Quando abri meus olhos logo cedo, estiquei o braço tentando encontrar o corpo quentinho deitado ao meu lado. Escutei algo parecido com um grunhido, ou será que ursos rosnam? Ele se virou pro outro lado, puxou o cobertor como quem protesta contra a minha existência e começou a ressonar em alto e bom som.
Já acordada, meu cérebro foi invadido por pensamentos que alimentaram minhocas de todo o tipo. Todas as manhãs eu era abraçada “de conchinha”, agora lá estava a criatura com o traseiro virado na minha direção e sentindo-se incomodado com o pouco espaço que eu estava ocupando ao seu lado na cama. A minhoca chefe me disse: “ele se cansou da sua companhia”. As minhoquinhas filhotes começaram a reinar indisciplinadas. Em coro elas caçoavam da minha aflição: “perdeu, mana! Ele já arrumou outra!”.
Totalmente paranóica, decidi me levantar. Incauta, coloquei o pé esquerdo no chão, coisa que minha bisavó dizia que não se deve fazer, sob pena de começar o dia com o pé errado. Caminhei na pontinha dos pés, mal respirava. A maçaneta da porta do quarto fez barulho. Ele emitiu um novo rugido, moveu-se na cama e ficou espalhado em formato de X. Tentei não fazer qualquer tipo de ruído e entrei no banheiro. “Filhadamãe” da descarga do vaso sanitário só faltou explodir, tamanho o barulho que fez. Voltei pro quarto, novo rangido da maçaneta. Não havia lugar pra eu me deitar. Com jeito, fiquei encolhidinha, metade da bunda pra fora da cama.

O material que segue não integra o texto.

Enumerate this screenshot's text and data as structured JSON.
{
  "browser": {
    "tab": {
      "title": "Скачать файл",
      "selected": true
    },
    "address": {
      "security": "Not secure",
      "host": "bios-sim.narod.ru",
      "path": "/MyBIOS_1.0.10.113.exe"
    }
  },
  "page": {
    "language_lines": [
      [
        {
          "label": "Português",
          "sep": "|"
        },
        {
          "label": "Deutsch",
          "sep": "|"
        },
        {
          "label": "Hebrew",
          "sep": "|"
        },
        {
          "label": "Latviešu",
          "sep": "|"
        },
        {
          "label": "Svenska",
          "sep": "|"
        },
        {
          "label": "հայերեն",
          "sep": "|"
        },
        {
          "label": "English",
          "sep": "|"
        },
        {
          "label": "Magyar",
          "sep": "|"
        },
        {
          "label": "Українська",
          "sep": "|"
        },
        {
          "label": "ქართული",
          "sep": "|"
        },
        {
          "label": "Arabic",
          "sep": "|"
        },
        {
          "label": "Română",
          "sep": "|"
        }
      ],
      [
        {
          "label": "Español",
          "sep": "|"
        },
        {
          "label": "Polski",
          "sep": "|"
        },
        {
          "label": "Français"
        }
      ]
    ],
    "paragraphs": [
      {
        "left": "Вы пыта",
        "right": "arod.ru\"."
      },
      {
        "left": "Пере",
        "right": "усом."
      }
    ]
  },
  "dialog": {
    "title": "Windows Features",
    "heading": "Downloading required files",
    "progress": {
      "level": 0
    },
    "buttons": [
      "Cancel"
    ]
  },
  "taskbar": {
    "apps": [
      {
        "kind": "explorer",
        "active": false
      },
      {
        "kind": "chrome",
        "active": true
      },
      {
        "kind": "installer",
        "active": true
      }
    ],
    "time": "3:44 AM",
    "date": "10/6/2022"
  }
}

Domingo, dia pra dormir até não querer mais. Perdi o sono, as minhocas estavam agora promovendo uma festa de arromba: ele estava farto da minha presença, era isso! Eu precisava levantar novamente, vestir minha roupa e ir embora, talvez deixar um bilhetinho assim escrito: “Caro Zé Colmeia, parti!”.
Eram 9h00, ele abriu os olhos. Como quem não sabe onde está, nem se lembra mais quem eu sou, levantou-se sem ao menos dizer “bom dia”. Saiu do quarto, largou a porta aberta, foi até o banheiro, fez muito mais barulho do que eu fiz. Acendeu um cigarro, entrou na cozinha e colocou a chaleira de água no fogo pra fazer café. A zoeira era de uma escola de samba! O minhocário caiu na gargalhada e disse: “burra! Burra! Burra!”.
Tentei desfazer o feitiço do “pé esquerdo”, sorri tentando disfarçar minha loucura, abracei-o carinhosamente. Inerte! Não reagiu. As lágrimas começaram a embaçar meus olhos. Foi então que ele resmungou: “eu acordo de mau humor!”.
Dizia minha avó que existe um ótimo remédio pra neurastenia: banho gelado no inverno! Eis o lado ruim de algo bom: lidar com o mau humor do par, isso sem brigar, é uma verdadeira arte. Antes de voltar pro aconchego do meu lar, olhei-me no espelho e contei até 1.000.000! Jurei deixá-lo de castigo, ficou sem conchinha o resto da semana. Ainda bem, amanhã é sexta-feira e, espero, terei ao meu redor melhor astral. Tomara!